Movies that tell the story of the filmmaking process often don’t have success. Sure, there are notable exceptions — Tarantino’s Once Upon a Time in Hollywood springs to mind — but more often than not, the self-referential, wink-nudge approach doesn’t quite work. Made in Myanmar and screening at this year’s London Film Festival, Money Has Four Legs titters between a scathing indictment of the profit-based film industry, and a slapstick comedy – and this tonal inconsistency means it never quite finds its feet.

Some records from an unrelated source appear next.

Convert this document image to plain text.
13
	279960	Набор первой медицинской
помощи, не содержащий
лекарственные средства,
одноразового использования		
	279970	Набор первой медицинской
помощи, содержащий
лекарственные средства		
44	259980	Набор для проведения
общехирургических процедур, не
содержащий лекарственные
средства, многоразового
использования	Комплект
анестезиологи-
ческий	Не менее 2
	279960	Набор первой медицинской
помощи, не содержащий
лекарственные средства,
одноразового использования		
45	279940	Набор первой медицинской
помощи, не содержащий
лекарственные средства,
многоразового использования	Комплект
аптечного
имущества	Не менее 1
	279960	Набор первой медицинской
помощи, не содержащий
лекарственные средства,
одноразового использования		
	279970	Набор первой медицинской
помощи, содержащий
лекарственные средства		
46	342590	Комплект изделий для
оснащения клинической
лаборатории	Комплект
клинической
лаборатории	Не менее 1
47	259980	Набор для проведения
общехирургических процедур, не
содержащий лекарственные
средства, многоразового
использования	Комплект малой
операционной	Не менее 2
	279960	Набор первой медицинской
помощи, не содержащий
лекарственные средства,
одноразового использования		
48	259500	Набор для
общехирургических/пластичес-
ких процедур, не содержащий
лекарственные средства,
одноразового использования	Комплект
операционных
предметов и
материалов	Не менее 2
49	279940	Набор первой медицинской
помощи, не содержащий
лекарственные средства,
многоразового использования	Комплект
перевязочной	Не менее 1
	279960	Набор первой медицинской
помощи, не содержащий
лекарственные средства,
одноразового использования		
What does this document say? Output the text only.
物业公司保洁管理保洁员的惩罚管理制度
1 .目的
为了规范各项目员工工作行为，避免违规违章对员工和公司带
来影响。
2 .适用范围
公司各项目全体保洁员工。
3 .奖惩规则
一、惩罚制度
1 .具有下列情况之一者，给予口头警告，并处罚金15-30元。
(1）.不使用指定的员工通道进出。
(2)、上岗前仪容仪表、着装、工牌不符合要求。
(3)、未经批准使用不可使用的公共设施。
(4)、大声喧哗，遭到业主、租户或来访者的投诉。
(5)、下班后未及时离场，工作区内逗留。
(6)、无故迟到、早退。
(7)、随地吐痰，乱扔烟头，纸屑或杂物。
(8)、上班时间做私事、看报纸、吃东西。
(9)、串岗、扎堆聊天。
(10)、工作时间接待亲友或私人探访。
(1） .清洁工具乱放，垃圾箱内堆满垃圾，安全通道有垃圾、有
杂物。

Money Has Four Legs follows Wai Bhone (Okkar), a young filmmaker at loggerheads with his producers over his film’s direction. A remake of the 1940s gangster film Bo Aung Din, they want less swearing, less violence, and a nice, happy ending. Bhone isn’t satisfied with that, and when he’s removed from the film and left penniless, takes it into his own hands — and those of his brother-in-law Zaw Myint (Ko Thu) to resolve it.

The premise is undeniably interesting, and Money Has Four Legs works best when satirising and potraying the world of international filmmaking. Some of the film’s best scenes come as Wai deals with actors not knowing their lines, makeshift camera cranes, and thee annoyance of not having access to sets. It presents world cinema as something brimming with passion, visceral and heartfelt – entirely opposed to the viewpoint of the film’s producers. That meta commentary, around the constrictions of commercial filmmaking and the prioritisation of profit over art, is truly fascinating.

Sadly, director Maung Sun interjects these ideas with several other thematic threads that don’t land as well. Strapped of cash with rent to pay, Wai and Zaw decide to rob a bank with a prop gun, sparking a slapstick heist sequence, and a third act that mainly deals with the fallout. The set piece itself is interesting enough, but the script doesn’t dig into the ramifications: we see hints of Wai’s guilt, and Zaw disappears for a good while, but we don’t learn how the experience truly affects them.

Instead, the middle part of Money Has Four Legs meanders a little, without much happening until it picks back up towards the end. This wouldn’t be such a problem if the characters were engaging enough to carry the film, but they sadly aren’t. Wai isn’t fleshed out enough, or particularly likeable, and his wife Seazir (Khin Khin Hsu) is a little underwritten. Maung Sun gathers the pace again towards the end, with a twist involving the film’s producer, some spritely direction, and a genuinely hilarious car-chase, but that middle section leaves you wanting more.

Which is unfortunate, because the ideas behind Money Has Four Legs have, ironically, good legs behind them. The film creates such a morally murky world, where nobody is clear-cut good or bad, just doing what they need to for themselves. It’s the same concept when it addresses the film industry: Wai does what he thinks is right — pursuing his artistic desires, and following in the footsteps of his father — whereas the producers have objectives they strive for, too. It’s a fascinating tug-of-war that neither side ultimately wins, and it’s just a shame those themes aren’t explored more.

This leaves Money Has Four Legs as a film-about-films that’s worth watching, but loses its footing towards the middle. If anything, you’ll enjoy the fascinating insight into the minutiae of making a film in Myanmar, alongside some gorgeous settings and witty moments. The rest of the film just can’t quite stand up to the strength of its premise.